How Jetsetting Businessman Christian Carbone Is Confronting COVID-19

Brilia/ June 22, 2020/ Travel

Since the COVID-19 crisis started, the jet-setting, handshake culture of conducting international business has been turned on its head. We recently sat down with American businessman Christian Carbone to see how he is coping. Carbone normally splits his time between New York, Tokyo, and London and was on close to 60 international flights last year. Now that COVID has set in, we find him quarantined on a tropical island, eagerly awaiting the day that he can resume his global gallivanting. We managed to get in a quick chat with the 26-year-old property mogul to see how he is holding up.

Magazine: Where are you quarantining?
Carbone: [laughs] If I told you I would have to kill you. I am on a tropical island. It is very nice here. But it is starting to get a bit old. The last time I was in place for this long has to be when I was completing my studies at university.

Magazine: That sounds nice. How did you decide on this place?
Carbone: Back in February, I saw the writing on the wall. I basically pulled out a map of the world and tried to find the safest place I could ride this out while still on my home country’s soil. At first, I thought I would only be here for several weeks max. Fast forward several months, and I am still here.

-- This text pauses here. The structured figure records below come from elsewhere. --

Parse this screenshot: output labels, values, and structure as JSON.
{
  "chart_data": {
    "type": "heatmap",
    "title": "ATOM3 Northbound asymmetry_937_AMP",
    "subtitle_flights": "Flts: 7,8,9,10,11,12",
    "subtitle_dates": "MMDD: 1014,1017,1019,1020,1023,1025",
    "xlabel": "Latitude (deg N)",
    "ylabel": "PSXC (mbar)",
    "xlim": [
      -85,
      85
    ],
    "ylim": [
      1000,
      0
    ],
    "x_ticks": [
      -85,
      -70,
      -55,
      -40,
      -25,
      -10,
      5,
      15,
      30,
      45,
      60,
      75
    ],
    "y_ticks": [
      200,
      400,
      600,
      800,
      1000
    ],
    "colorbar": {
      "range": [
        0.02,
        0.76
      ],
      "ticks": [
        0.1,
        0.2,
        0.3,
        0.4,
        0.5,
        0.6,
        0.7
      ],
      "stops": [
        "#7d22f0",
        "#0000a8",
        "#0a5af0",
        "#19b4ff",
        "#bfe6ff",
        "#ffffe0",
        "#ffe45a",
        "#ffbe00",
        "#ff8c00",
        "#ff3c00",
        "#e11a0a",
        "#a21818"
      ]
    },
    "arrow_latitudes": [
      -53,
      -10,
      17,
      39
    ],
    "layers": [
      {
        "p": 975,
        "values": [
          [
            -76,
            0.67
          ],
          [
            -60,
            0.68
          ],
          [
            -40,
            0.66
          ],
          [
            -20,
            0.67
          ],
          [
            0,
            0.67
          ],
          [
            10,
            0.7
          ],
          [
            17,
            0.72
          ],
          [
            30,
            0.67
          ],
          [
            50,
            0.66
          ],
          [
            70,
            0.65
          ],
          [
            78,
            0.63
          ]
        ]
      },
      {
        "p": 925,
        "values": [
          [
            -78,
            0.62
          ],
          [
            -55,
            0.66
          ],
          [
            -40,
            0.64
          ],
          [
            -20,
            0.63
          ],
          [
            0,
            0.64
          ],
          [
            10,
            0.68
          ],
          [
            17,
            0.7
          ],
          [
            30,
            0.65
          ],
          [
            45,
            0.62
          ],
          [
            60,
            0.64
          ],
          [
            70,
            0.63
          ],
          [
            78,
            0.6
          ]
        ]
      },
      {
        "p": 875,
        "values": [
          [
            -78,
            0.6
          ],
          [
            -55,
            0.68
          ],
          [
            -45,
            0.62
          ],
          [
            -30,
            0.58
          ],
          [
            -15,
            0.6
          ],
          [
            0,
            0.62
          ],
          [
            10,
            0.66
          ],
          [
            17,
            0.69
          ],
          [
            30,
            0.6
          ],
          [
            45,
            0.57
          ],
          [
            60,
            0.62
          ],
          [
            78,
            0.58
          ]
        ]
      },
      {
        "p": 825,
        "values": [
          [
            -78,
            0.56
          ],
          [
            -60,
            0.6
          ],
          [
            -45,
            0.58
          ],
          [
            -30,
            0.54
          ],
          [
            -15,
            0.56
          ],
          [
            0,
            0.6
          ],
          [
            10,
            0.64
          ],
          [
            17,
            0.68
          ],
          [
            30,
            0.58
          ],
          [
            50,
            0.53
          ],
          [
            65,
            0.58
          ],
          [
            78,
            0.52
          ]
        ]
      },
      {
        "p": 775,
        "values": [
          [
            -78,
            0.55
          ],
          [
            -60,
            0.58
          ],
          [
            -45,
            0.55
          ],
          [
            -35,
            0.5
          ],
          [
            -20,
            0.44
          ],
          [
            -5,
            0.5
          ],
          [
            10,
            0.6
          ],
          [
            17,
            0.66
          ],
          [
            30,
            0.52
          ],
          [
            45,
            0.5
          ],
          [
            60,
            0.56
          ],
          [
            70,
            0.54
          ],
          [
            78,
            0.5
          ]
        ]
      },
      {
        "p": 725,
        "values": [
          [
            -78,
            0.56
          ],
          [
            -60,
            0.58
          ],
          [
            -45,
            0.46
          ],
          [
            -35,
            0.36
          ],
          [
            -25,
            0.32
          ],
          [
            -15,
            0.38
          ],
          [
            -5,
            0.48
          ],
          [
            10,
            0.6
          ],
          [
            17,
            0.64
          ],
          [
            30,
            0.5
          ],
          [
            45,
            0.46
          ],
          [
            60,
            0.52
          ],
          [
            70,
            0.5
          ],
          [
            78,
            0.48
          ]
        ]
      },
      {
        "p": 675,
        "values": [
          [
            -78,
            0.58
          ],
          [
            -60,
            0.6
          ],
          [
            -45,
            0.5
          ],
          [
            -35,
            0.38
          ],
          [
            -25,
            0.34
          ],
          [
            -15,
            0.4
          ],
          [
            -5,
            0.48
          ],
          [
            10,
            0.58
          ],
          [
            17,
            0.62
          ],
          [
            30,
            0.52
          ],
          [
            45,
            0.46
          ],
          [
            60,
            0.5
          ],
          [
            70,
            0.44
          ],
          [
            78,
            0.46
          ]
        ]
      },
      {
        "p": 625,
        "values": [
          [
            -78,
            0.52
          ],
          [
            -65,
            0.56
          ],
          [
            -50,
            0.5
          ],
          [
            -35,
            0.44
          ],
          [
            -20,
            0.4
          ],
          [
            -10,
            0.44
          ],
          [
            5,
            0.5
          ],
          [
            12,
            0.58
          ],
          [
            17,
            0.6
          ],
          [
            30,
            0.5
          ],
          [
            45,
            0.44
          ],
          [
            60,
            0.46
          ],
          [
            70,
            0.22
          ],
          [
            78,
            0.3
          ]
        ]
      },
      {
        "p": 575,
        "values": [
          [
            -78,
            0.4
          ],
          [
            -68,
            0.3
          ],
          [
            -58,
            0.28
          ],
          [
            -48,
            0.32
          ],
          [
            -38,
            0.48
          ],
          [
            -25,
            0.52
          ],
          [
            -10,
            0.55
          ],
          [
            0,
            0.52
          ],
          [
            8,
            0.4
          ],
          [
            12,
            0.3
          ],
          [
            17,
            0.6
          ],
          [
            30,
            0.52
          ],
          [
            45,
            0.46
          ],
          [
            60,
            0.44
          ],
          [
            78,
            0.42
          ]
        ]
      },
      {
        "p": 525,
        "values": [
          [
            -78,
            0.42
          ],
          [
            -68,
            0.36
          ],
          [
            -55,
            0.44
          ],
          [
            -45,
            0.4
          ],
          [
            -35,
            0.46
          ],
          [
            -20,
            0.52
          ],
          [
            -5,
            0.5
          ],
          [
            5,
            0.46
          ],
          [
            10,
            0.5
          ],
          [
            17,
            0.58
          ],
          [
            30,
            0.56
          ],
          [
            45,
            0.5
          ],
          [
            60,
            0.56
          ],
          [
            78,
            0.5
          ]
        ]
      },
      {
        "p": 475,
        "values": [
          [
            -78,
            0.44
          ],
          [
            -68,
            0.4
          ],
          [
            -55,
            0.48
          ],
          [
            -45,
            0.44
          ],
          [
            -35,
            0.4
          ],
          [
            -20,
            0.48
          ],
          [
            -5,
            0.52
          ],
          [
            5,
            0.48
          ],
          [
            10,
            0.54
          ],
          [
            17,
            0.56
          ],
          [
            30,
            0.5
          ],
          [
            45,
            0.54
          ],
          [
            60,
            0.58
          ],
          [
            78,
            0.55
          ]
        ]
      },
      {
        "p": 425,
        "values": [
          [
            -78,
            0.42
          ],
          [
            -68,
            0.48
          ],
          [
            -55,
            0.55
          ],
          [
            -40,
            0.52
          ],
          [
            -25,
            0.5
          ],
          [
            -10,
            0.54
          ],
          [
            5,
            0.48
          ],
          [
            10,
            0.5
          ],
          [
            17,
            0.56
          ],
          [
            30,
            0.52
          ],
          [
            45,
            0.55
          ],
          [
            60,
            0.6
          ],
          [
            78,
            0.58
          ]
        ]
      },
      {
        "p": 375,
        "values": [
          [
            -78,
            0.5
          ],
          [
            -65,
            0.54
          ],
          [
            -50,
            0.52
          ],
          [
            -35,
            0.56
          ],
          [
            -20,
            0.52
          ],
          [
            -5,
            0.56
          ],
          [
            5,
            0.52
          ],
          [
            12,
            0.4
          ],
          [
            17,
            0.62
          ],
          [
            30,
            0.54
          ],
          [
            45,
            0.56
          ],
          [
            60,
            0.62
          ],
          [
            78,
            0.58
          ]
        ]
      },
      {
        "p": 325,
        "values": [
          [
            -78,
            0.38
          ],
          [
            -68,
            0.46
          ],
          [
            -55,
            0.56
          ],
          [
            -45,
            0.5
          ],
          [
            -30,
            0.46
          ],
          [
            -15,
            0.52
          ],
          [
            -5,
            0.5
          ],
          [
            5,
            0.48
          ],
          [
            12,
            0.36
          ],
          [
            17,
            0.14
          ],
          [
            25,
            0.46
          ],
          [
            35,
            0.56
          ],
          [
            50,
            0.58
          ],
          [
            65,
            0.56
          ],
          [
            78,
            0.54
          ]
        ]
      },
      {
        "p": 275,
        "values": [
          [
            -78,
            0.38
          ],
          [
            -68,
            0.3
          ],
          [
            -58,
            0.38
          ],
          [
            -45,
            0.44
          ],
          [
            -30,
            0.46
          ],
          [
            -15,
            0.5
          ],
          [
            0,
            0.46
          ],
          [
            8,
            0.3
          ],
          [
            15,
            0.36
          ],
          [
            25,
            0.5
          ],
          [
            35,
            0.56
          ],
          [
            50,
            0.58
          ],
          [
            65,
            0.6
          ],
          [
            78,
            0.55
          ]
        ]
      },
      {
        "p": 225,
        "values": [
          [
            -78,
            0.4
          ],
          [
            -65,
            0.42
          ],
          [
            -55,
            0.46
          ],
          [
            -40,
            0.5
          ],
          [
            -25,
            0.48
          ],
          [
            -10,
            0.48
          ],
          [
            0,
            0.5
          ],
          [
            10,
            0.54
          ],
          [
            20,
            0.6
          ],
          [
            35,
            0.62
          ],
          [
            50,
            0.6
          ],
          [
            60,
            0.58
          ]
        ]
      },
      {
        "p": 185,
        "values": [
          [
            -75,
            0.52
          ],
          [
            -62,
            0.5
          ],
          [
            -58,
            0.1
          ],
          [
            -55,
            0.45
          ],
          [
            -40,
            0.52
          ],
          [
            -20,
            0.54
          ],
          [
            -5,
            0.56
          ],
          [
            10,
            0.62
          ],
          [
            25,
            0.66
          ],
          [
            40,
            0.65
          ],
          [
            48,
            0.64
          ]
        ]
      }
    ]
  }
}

Magazine: It seems to have turned out to be a smart move from a safety standpoint. But now you are definitionally out in the middle of the ocean and conducting business on multiple continents. How does that work?
Carbone: Lots of late nights and early mornings. The time zone is certainly not ideal. But I can manage. After a couple months I relocated some of my colleagues here. Now we have a small office outpost [laughs]. But in all seriousness, the cases are low enough here where we can get together every day to collaborate on things. I am a people person, and I find this essential.

Magazine: How innovative. And you are also helping the local economy, as I am assuming wherever you are has taken a big hit due to tourism.
Carbone: Yes, that is something I can feel good about. We are giving a lot of business to the local restaurants and delivery companies, and we are also supporting the local hospitality industry.

Magazine: You were a national caliber swimmer at Harvard, and we can tell from your Instagram that you must work out. How have you been doing that, with gyms closed?
Carbone: I work out every day, usually for about 1.5 hours. My routine does not require a gym, and usually involves about 45 minutes of cardio and 45 minutes of high intensity core exercises. For the cardio part, I usually swim in my pool. But sometimes, to mix things up, I will jog over to a mountain that is near my house and sprint the three quarters of a mile to the top.

Magazine: That explains why you are in such good shape. What do you do for fun?
Carbone: Other than working and working out, I feel like I am becoming a connoisseur of take-out fine dining. There are some great restaurants on the island and a lot of them have developed some very high-quality takeout menus. With travel and socializing removed from my life, good food is what is keeping me entertained through COVID.